If I wanted a strong pool of candidates for this, I’d be looking for young folks aspiring to be doctors. Pre-med students, even high schoolers planning on being pre-med in the near future. To seriously compete in such regard, they’d already have developed a goodly amount of reading/writing knowhow. Getting experience in the medical field would be a major boost for them (and, thus, they’d probably do it for fewer bucks than they would want from some other job).

Broadening the search a bit, we might consider med students (on clinical-rotation or on an extracurricular basis). Even certain types of residents might find it useful to spend a week or three as a radiology editor. Heck, a radiology resident on a less-than-hectic rotation might be drafted to do some editing. Perhaps some rad techs or department clerks could contribute (when they had nothing else to do, on an extra-hours basis, or even if not actually employed in the practice at the moment).

So, whoever it turned out to be, you’ve got an editor. Maybe even more than one. How does he or she fit into things?

Obviously, one or even a couple of editors aren’t going to be able to take care of all the radiology reports a practice generates—even if the group isn’t covering 24/7/365 facilities. Plus, the more “STAT” a report is, the less room there is for an editor to be inserted into the process.

Depending on how much the editorial workforce can take on, some proportion of the remainder might be chosen: Every 10th report, say, that isn’t urgently due could be put into the editor’s worklist. Maybe some rads don’t like the idea of being edited and are allowed to “opt out” so their reports are never in the mix. Maybe certain referrers are known for being picky, so a greater proportion of the studies they ordered get edited.

Once a rad dictates a to-be-edited exam, the thing goes into a Preliminary Status, where it can be seen by the referrer (or, indeed, anybody with appropriate access to the system). While still a Prelim, the report can be adjusted by the rad as much as he or she likes—since it wasn’t formally signed, he or she has a free hand, rather than being limited to Addenda.

When the editor has gone through the thing, it gets flagged for the rad to review one last time, to make (or ignore) whatever adjustments the editor suggested, and, then, formally sign it as a Final report. If a study is nearing the end of its TAT (turnaround-time) and the editor didn’t get to it, it gets flagged for the rad to sign, with an advisory to the rad that no editing occurred. Perhaps the edited reports even get a tag-line for the practice to show off what it’s doing. (“This report was processed with our premium ExpertEdit workflow!”)

Especially as the editors get more comfortable and experienced with this role, they’ll be able to take on more than just fixing spelling or grammar.

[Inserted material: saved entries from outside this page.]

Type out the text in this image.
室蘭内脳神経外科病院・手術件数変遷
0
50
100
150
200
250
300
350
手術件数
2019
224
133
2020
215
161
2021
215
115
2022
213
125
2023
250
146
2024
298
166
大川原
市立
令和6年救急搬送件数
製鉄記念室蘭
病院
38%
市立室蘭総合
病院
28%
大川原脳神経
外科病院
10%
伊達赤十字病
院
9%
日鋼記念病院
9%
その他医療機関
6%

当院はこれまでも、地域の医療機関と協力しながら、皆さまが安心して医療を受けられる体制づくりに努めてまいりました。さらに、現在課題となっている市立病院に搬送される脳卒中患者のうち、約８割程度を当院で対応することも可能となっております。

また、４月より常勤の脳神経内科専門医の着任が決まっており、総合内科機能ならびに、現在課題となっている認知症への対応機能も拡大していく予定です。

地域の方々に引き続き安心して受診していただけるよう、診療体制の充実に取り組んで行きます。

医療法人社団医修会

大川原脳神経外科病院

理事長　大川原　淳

Maybe, reading a report, they note that the rad referred to a lesion on the left kidney here, but the right one there. Perhaps, having gained some familiarity with rad-speak, they can see that the report might be confusing to read—for instance, referring to liver lesions in an early paragraph and, then, going back to say something else about them a page later. Or, maybe, the editor sees key findings in the body of the report that didn’t get mentioned in the Impression. Maybe a rad made some snarky remark about a referrer or other staffer involved with a case, or even the patient—the editor might gently suggest that this could cause needless trouble.

A radiology editor might also be of use when a referrer wants something clarified in a report. At least half the time I get requests for addenda or other after-signing clarifications, whatever the caller wants has, in fact, already been addressed in my report. If the report says the patient is post-appendectomy and a nurse wants to know why I didn’t mention the appendix, don’t interrupt me while I’m working on other cases or otherwise doing doctorly things: Let the editor help her with her reading comprehension.

Alternatively, if a caller’s concern does merit some additional action, the editor can take it on by directly fixing verbiage if the report is still in Preliminary status or taking down the details to then convey to the rad for him or her to addend an already-signed/Final report.